INCB president Prof Ghodse – director of the International Centre for Drug Policy at St George’s – explained: "It is not only the UK but the Netherlands also, Portugal also and Spain also. Traditionally they were the hub of the importing to Europe but now the UK is also one of the countries. Cocaine comes to the UK to be diverted to the rest of Europe."

The rise in the importance of the UK as a cocaine hub was recognised after an increase in the number of seizures taking place at ports of entry, he said.

Cocaine trafficking via the UK may have increased because of recent tightening of drug enforcement in countries such as Spain and Portugal, said Prof Ghodse. He added: "Drug traffickers are extremely clever. Whenever enforcement increases in one place they try to go to another place."

There had also been a significant and "very odd" increase in cocaine being imported through the Balkans as traffickers looked to exploit new entry points.

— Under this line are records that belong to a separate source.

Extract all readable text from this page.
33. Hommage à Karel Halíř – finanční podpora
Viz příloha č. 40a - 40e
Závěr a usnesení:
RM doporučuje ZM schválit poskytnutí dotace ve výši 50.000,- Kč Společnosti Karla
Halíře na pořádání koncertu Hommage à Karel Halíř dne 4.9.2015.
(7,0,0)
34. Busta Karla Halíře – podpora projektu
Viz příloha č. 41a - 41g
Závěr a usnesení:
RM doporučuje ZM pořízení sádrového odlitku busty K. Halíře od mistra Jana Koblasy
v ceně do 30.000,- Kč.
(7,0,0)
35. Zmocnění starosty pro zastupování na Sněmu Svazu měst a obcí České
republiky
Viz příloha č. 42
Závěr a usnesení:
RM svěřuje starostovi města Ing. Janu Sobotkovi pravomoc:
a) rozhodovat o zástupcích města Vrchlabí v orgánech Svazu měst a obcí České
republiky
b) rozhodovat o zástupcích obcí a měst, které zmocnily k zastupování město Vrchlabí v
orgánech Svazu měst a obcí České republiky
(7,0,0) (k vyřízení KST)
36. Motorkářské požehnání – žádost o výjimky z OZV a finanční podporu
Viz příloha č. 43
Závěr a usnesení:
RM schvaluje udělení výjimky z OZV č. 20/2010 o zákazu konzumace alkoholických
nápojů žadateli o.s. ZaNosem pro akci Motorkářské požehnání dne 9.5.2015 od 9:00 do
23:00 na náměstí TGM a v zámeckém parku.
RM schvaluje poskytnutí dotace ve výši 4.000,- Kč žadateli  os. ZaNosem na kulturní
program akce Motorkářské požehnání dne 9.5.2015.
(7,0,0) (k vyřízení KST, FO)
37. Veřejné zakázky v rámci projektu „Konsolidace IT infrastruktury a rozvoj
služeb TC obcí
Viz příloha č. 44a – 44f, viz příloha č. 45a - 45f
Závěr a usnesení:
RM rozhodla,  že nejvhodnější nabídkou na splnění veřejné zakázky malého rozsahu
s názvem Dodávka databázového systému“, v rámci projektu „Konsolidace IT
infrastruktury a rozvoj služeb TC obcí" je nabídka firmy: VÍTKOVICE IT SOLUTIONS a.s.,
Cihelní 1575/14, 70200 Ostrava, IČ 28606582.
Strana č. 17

Belgium, the Netherlands, Portugal and Spain accounted for about 70 per cent of cocaine seized in Europe in 2008, although they accounted for only 25 per cent of consumption of the drug.

The INCB annual report also warned that the use of designer drugs was continuing to escalate. Mr Ghodse called for a generic ban on the narcotics, and acknowledged the work the UK had done on controlling substances such as the designer drug mephedrone and the cannabis mimic 'spice'.

He explained: "Given the health risks posed by the abuse of designer drugs, we urge governments to adopt national control measures to prevent the manufacture, trafficking in and abuse of these substances. The recommendation is that for all of the newly emerging drugs, the designer drugs, it is always good to have a generic ban on it as a preventive issue."

He said there were at least 15 designer drugs being used in Europe and 51 in Japan.

The report also revealed that more than 80 per cent of the world's population has little or no access to pain-relieving drugs.

Prof Ghodse said the situation was "extremely unfair and extremely problematic".

The annual report revealed that the majority of the world's legal medical drugs were used by 10 per cent of the world's population, typically in rich countries in the west.

The US accounted for 56 per cent of the world's morphine consumption in 2009 alone.

Mr Ghodse said: "90 per cent of the licit drugs are consumed by 10 per cent of the world's population, in the United States, Australia, Canada, New Zealand and some European countries."

The report found there was enough raw material to meet the demand for all patients needing opioid analgesics – opiate-based pain killers such as codeine and morphine.

But numerous barriers preventing access to the drugs were in place, such as lack of education of health professionals, legal constraints, distribution difficulties and an absence of comprehensive health policies.

Prof Ghodse added: "A delicate balance needs to be maintained between ensuring equitable access to such medicines and ensuring that these substances are not diverted for illicit purposes."